Today the response that is often given to the question of follow up is this: Surgery is better today. In other words finding out what happens to the adults who had genital surgeries performed on them in infancy and childhood is irrelevant. Unfortunately this means that any surgery being performed today is effectively experimental. Parents have always been assured that their child will be receiving the benefit of the latest surgical techniques. Although I was never able to discuss how I felt about my treatment with my mother and she died believing that she had made the right decision; she did once tell me that my surgery was delayed until I was five in the hope that the technique would have improved.
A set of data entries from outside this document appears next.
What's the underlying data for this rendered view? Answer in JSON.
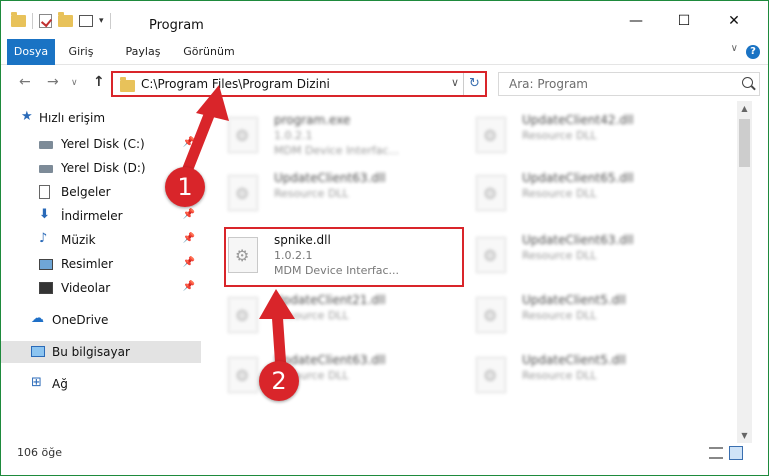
{
  "window": {
    "title": "Program",
    "controls": {
      "minimize": "—",
      "maximize": "☐",
      "close": "✕"
    }
  },
  "ribbon": {
    "tabs": [
      "Dosya",
      "Giriş",
      "Paylaş",
      "Görünüm"
    ],
    "active_tab": "Dosya",
    "help_label": "?"
  },
  "nav": {
    "back": "←",
    "forward": "→",
    "up": "↑",
    "address": "C:\\Program Files\\Program Dizini",
    "dropdown": "∨",
    "refresh": "↻",
    "search_placeholder": "Ara: Program"
  },
  "sidebar": {
    "items": [
      {
        "label": "Hızlı erişim",
        "icon": "quick-access-star-icon"
      },
      {
        "label": "Yerel Disk (C:)",
        "icon": "drive-icon",
        "pinned": true
      },
      {
        "label": "Yerel Disk (D:)",
        "icon": "drive-icon"
      },
      {
        "label": "Belgeler",
        "icon": "documents-icon",
        "pinned": true
      },
      {
        "label": "İndirmeler",
        "icon": "downloads-icon",
        "pinned": true
      },
      {
        "label": "Müzik",
        "icon": "music-icon",
        "pinned": true
      },
      {
        "label": "Resimler",
        "icon": "pictures-icon",
        "pinned": true
      },
      {
        "label": "Videolar",
        "icon": "videos-icon",
        "pinned": true
      },
      {
        "label": "OneDrive",
        "icon": "onedrive-icon"
      },
      {
        "label": "Bu bilgisayar",
        "icon": "this-pc-icon",
        "selected": true
      },
      {
        "label": "Ağ",
        "icon": "network-icon"
      }
    ],
    "pin_glyph": "📌"
  },
  "files": {
    "left": [
      {
        "name": "program.exe",
        "version": "1.0.2.1",
        "desc": "MDM Device Interfac..."
      },
      {
        "name": "UpdateClient63.dll",
        "version": "Resource DLL",
        "desc": ""
      },
      {
        "name": "spnike.dll",
        "version": "1.0.2.1",
        "desc": "MDM Device Interfac...",
        "highlighted": true
      },
      {
        "name": "UpdateClient21.dll",
        "version": "Resource DLL",
        "desc": ""
      },
      {
        "name": "UpdateClient63.dll",
        "version": "Resource DLL",
        "desc": ""
      }
    ],
    "right": [
      {
        "name": "UpdateClient42.dll",
        "version": "Resource DLL"
      },
      {
        "name": "UpdateClient65.dll",
        "version": "Resource DLL"
      },
      {
        "name": "UpdateClient63.dll",
        "version": "Resource DLL"
      },
      {
        "name": "UpdateClient5.dll",
        "version": "Resource DLL"
      },
      {
        "name": "UpdateClient5.dll",
        "version": "Resource DLL"
      }
    ]
  },
  "status": {
    "count": "106 öğe"
  },
  "annotations": {
    "step1": "1",
    "step2": "2",
    "color": "#d9252a"
  }
}
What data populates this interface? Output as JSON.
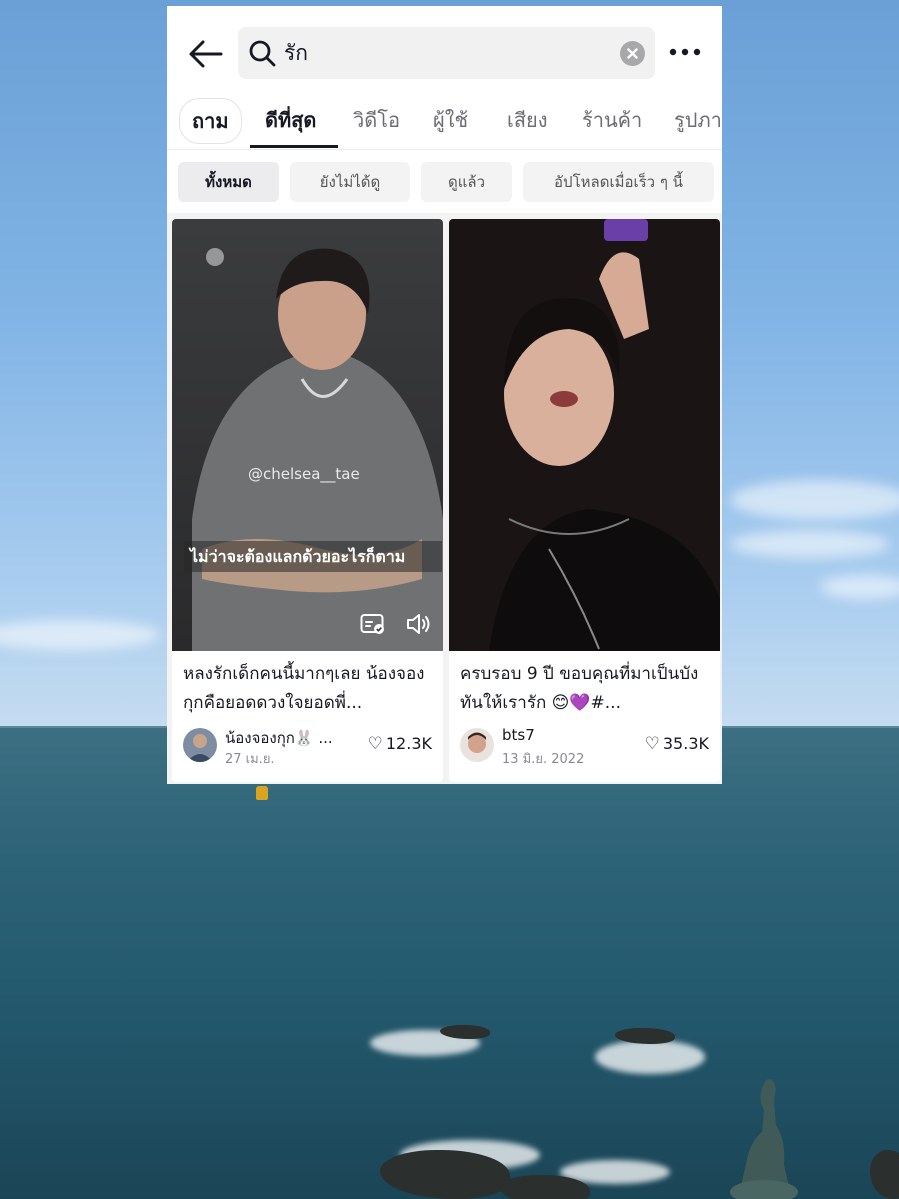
{
  "search": {
    "query": "รัก",
    "more_label": "•••"
  },
  "tabs": [
    {
      "label": "ถาม"
    },
    {
      "label": "ดีที่สุด",
      "active": true
    },
    {
      "label": "วิดีโอ"
    },
    {
      "label": "ผู้ใช้"
    },
    {
      "label": "เสียง"
    },
    {
      "label": "ร้านค้า"
    },
    {
      "label": "รูปภา"
    }
  ],
  "filters": [
    {
      "label": "ทั้งหมด",
      "active": true
    },
    {
      "label": "ยังไม่ได้ดู"
    },
    {
      "label": "ดูแล้ว"
    },
    {
      "label": "อัปโหลดเมื่อเร็ว ๆ นี้"
    }
  ],
  "results": [
    {
      "watermark": "@chelsea__tae",
      "overlay_caption": "ไม่ว่าจะต้องแลกด้วยอะไรก็ตาม",
      "caption": "หลงรักเด็กคนนี้มากๆเลย น้องจองกุกคือยอดดวงใจยอดพี่...",
      "author": "น้องจองกุก🐰 ...",
      "date": "27 เม.ย.",
      "likes": "12.3K"
    },
    {
      "caption": "ครบรอบ 9 ปี ขอบคุณที่มาเป็นบังทันให้เรารัก 😊💜#...",
      "author": "bts7",
      "date": "13 มิ.ย. 2022",
      "likes": "35.3K"
    }
  ],
  "colors": {
    "text_primary": "#161823",
    "text_secondary": "#6b6c74",
    "chip_bg": "#f3f3f4"
  },
  "icons": {
    "back": "arrow-left-icon",
    "search": "search-icon",
    "clear": "clear-icon",
    "more": "more-icon",
    "heart": "heart-icon",
    "captions": "captions-icon",
    "volume": "volume-icon"
  }
}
I recently read a statement from the British Association of Paediatric Surgeons2 that stated that clitorectomy is no longer performed. It also assumed that clitoral recession, which was considered an advanced technique 10 or fifteen years ago, is no longer performed. This is because of reports that women who had clitoral recessions experience pain during sexual arousal. Not a surprising outcome considering that the clitoris becomes engorged during sexual arousal and this could be a painful experience for someone who has has had most of her clitoris buried alive. But just this fall a little girl whose parents I heard from was subjected to surgery at the same major New York Hospital where my clitorectomy was performed. The surgery that was performed on that little girl sounds a great deal like a clitoral recession. The doctor told the little girl’s mother that no nerves would be cut. The clitoris would simply be pulled back into her body. The fact that this type of surgery is still being performed at a major metropolitan hospital says a lot about the widespread lack of truthful information being given to the parents of intersexed infants and surgeons’ apparent lack of interest in learning about past surgical outcomes.

The technique that is often used today is clitoral reconstruction. Once again this is presented to parents as avoiding nerve damage. This is debatable since a paper published in 1999 by Larry Baskin, a urology surgeon at the University of California at San Francisco, has shown that the model of clitoral innervation underlying so-called “modern” clitoral reduction surgeries is simply wrong.3 I only hope that the surgeons who continue to perform clitoral reconstructions have bothered to read Baskin’s paper.

As long as these surgeries remain irreversible, the decision on whether to take the risk should be made by the intersexed individual when he or she is old enough to make an informed decision. Of course it will always be the responsibility of surgeons to do follow-ups and honestly report the potential risks to individuals who are contemplating surgery of any kind.

The belief that early surgery fixes the problems of intersexed people is wrong. It only makes the problem disappear in the eyes of the parents and the doctors and shifts the entire burden onto the child. The child knows something is not right but no one is willing to say anything. As one women posted on a CAH (congenital adrenal hyperplasia) message board, “It’s as if there was an elephant in the living room but no one would talk about it.” Everyone concerned with the care and treatment of an intersexed child needs education and counseling to help them to provide the psychological support that the child will need regardless of whether or not surgery is performed.

I hope I have made you understand why it is important that the current treatment protocol for the intersexed that is centered on surgery needs to be changed to a patient centered approach that stresses education, emotional support and counseling for everyone involved.

1 Presentation at the North American Pediatric and Adolescent Gynecology conference in Toronto. Reported in the London Times Tuesday June 26 2001.

2 Statement of the British Association of Paediatric Surgeons Working Party on the Surgical Management of Children Born with Ambiguous Genitalia July 2001.

3 Baskin, LS, A Erol, YW Li, WH Liu, E Kurzrock, and GR Cunha. 1999. Anatomical studies of the human clitoris. Journal of Urology 162 (3 Part 2) 1015-20.